Financial auditor: Financial auditors collect and examine financial data for clients, organisations and companies. They ensure the financial data is properly maintained and free of material misstatements due to error or fraud, that it adds up, and functions legally and effectively. They review lending and credit policies or numbers in databases and documents, evaluate, consult and assist the source of the transaction if necessary. They use their review of the client’s financial governance as assurance to give testimony to the shareholders, stakeholders and board of directors of the organisation or company that all is up to par.
Auditing clerk: Auditing clerks collect and examine financial data, such as inventory transactions, for organisations and companies and ensure they are accurate, properly maintained, and that they add up. They review the numbers in databases and documents, evaluate, and consult and assist the source of the transaction if necessary, which includes accountants, managers or other clerks.
Financial manager: Financial managers handle all the matters in reference to the finance and investments of a company. They manage financial operations of companies such as the assets, liabilities, equity and cash flow aiming to maintain the financial health of the company and operative viability. Financial managers evaluate the strategic plans of the company in financial terms, maintain transparent financial operations for taxation and auditing bodies, and create the financial statements of the company at the end of the fiscal year.
Business manager: Business managers are responsible for setting the objectives of the business unit of a company, creating a plan for the operations, and facilitating the achievement of the objectives and implementation of the plan together with employees of the segment and stakeholders. They keep an overview of the business, understand detailed information of the business unit and support the department, and make decisions based on the information at hand.
Policy manager: Policy managers are responsible for managing the development of policy programs and ensuring that the strategic objectives of the organization are met. They oversee the production of policy positions, as well as the organization’s campaign and advocacy work in fields such as environmental, ethics, quality, transparency, and sustainability.
Chief executive officer: Chief executive officers hold the highest ranking in a pyramidal corporate structure. They are able to hold a complete idea of the functioning of the business, its departments, risks, and stakeholders. They analyse different kinds of information and create links among them for decision-making purposes. They serve as a communication link with the board of directors for reporting and implementation of the overall strategy.
Department manager: Department managers are responsible for the operations of a certain division or department of a company. They ensure objectives and goals are reached and manage employees.
Chief operating officer: Chief operating officers are the right hand and second in command of a company’s chief executive officer.
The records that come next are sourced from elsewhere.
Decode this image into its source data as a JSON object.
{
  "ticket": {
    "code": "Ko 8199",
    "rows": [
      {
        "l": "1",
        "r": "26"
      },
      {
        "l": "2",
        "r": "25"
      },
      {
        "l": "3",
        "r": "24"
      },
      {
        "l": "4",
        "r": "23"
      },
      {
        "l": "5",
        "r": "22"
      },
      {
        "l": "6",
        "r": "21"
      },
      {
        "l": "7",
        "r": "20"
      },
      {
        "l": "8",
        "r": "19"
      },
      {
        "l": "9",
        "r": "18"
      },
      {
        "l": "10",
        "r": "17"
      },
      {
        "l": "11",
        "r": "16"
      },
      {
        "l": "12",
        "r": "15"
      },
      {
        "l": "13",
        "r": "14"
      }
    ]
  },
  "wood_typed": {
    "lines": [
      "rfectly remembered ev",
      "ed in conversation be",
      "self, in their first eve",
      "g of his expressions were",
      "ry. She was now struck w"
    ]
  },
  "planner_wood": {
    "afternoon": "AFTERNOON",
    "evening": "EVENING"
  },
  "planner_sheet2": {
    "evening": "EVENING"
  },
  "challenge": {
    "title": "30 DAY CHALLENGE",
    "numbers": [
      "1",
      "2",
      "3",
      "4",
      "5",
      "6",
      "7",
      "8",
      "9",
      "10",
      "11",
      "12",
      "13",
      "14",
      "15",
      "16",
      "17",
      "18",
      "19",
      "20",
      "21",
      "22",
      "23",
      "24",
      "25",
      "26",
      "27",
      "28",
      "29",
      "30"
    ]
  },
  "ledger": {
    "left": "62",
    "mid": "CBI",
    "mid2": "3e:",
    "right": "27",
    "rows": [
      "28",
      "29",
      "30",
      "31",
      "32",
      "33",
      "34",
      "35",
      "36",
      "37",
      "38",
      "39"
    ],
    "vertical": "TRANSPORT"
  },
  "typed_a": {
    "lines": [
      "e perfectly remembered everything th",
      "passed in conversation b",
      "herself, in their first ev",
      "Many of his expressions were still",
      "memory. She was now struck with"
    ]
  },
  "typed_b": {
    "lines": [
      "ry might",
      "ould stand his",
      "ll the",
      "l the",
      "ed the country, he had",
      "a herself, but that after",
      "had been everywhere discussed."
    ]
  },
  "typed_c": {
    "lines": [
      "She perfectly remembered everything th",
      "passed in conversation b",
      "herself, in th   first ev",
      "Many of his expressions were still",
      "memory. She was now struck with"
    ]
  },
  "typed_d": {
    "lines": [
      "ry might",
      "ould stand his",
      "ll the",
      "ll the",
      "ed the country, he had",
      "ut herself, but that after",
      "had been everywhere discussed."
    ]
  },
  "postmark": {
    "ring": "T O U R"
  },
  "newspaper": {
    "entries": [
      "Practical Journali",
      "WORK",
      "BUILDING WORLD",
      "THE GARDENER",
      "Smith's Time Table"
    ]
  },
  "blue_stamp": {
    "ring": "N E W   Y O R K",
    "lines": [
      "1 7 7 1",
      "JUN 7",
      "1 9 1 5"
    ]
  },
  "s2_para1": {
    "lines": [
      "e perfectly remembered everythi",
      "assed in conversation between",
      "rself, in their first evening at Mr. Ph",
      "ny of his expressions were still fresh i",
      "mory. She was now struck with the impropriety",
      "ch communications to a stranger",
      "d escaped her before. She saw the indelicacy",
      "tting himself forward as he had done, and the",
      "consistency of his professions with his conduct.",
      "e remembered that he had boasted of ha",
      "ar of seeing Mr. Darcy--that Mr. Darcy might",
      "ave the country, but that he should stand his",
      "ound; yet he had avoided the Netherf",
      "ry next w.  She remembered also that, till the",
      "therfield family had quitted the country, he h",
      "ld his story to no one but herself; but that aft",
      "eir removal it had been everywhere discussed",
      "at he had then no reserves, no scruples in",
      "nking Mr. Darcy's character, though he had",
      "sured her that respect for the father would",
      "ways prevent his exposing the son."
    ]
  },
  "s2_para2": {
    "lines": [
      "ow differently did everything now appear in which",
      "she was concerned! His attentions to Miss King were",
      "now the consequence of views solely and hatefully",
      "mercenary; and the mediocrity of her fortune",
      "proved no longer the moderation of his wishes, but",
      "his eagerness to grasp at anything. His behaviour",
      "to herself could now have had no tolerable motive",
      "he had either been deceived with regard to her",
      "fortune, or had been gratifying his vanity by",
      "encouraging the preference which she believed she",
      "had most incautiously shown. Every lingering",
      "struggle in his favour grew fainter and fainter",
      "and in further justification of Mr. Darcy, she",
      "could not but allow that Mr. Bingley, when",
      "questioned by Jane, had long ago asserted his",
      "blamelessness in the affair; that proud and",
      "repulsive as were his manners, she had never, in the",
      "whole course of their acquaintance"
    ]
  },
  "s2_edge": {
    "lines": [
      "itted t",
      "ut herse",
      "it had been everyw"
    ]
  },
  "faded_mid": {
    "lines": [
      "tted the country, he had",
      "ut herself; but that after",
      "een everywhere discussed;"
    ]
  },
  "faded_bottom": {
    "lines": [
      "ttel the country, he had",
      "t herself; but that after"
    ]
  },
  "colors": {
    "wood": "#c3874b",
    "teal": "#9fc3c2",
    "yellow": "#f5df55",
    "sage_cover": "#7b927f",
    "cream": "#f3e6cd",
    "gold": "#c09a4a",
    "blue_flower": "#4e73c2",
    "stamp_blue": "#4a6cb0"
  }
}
They ensure that the daily operations of the company run smoothly. Chief operating officers also develop company policies, rules and goals.
Accounting analyst: Accounting analysts evaluate the financial statements of clients, usually companies, which include the income sheet, the balance sheet, the statement of cash flows and additional notes to other financial statements. They interpret and implement new accounting systems and accounting procedures and will analyse and determine if the proposed systems conform to accounting regulations and meet user information requirements.
Audit supervisor: Audit supervisors oversee audit staff, planning and reporting, and review the audit staff’s automated audit work papers to ensure compliance with the company’s methodology. They prepare reports, evaluate general auditing and operating practices, and communicate findings to the superior management.